Unit SCRAM Code RX CRIT Initial PWR Initial RX Mode Current PWR Current RX Mode
1 N Y 100 Power Operation 98 Power Operation

Event Text

TECH SPEC. REQUIRED SHUTDOWN DUE TO 72 HOUR COMPLETION TIME NOT MET

"At 1819 hours, an orderly shutdown on Unit 1 commenced as the result of Technical Specification Action Condition (TSAC) 3.7.5.B.1 completion time of 72 hours not being met for the 1P-29 turbine-driven auxiliary feedwater pump. The pump was declared inoperable on June 12, 2007, at 0131 hours as a result of high pump bearing temperatures. Repairs and testing performed to date have not satisfactorily resolved the problem.

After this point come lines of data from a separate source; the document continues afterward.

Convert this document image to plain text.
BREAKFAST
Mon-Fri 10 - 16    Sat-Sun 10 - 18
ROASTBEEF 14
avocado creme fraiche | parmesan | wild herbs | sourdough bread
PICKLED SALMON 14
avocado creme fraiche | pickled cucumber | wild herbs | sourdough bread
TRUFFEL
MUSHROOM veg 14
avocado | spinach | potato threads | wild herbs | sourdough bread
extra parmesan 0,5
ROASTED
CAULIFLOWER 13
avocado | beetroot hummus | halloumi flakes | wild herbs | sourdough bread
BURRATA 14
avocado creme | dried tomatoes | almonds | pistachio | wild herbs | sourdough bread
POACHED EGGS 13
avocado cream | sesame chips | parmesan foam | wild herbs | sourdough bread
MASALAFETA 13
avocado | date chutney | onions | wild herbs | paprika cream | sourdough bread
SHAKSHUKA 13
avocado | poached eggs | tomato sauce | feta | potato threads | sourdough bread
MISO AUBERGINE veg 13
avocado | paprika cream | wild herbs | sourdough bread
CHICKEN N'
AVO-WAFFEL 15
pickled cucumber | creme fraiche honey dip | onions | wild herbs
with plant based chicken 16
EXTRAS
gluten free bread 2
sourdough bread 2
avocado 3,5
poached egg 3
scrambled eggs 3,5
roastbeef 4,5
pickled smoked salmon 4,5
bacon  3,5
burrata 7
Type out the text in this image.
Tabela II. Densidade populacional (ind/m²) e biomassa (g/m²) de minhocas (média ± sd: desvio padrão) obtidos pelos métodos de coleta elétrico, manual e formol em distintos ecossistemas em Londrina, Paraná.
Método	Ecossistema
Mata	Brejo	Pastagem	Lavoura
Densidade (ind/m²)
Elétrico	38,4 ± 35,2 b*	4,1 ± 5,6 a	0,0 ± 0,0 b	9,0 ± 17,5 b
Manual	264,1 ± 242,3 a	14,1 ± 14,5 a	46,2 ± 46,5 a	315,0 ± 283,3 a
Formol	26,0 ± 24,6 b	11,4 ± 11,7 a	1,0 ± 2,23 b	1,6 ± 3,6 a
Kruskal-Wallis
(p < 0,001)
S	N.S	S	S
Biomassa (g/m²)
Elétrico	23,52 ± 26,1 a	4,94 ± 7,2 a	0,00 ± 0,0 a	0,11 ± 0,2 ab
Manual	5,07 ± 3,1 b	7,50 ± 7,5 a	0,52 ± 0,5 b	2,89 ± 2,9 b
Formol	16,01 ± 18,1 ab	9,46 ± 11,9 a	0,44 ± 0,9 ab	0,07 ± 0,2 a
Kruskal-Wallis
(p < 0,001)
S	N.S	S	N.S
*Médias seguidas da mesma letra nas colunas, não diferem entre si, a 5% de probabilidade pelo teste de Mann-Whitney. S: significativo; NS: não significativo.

"This non-emergency notification is being made in accordance with 10CFR50.72(b)(2)(i). The PBNP resident inspector has been notified."

The licensee plans to conduct an extended duration test of the 1P-29 AFW pump. This test is scheduled to commence shortly and will last approximately 4 to 6 hours. The licensee will have two different hold points in the test to take pump bearing temperature data. The licensee has one emergency diesel generator (EDG) out of service (OOS), but an alternate EDG is aligned to ensure all four vital buses have vital power in the event of an loss of offsite power. No other safety related systems are OOS at this time.

The licensee notified the NRC Resident Inspector.

* * * UPDATE FROM RICK ROBBINS TO JOE O'HARA AT 2006 ON 06/15/07 * * *

"This is an update to EN#43424: Regarding Unit 1 turbine driven auxiliary feedwater pump inoperability and Technical Specification required shutdown.

"PBNP Unit 1 entered MODE 3 on 6/15/07 at 0407.

"PBNP Unit 1 entered MODE 4 on 6/15/07 at 1712.

"Technical Specification Action Condition 3.7.5.D.1 required Unit 1 to be in MODE 3 by 0731 and MODE 4 by 1931 on 6/15/07. All Technical Specification Required Actions for the AFW pump OOS have been met within the required times."

The licensee informed the NRC Resident Inspector. Notified R3DO(Stone).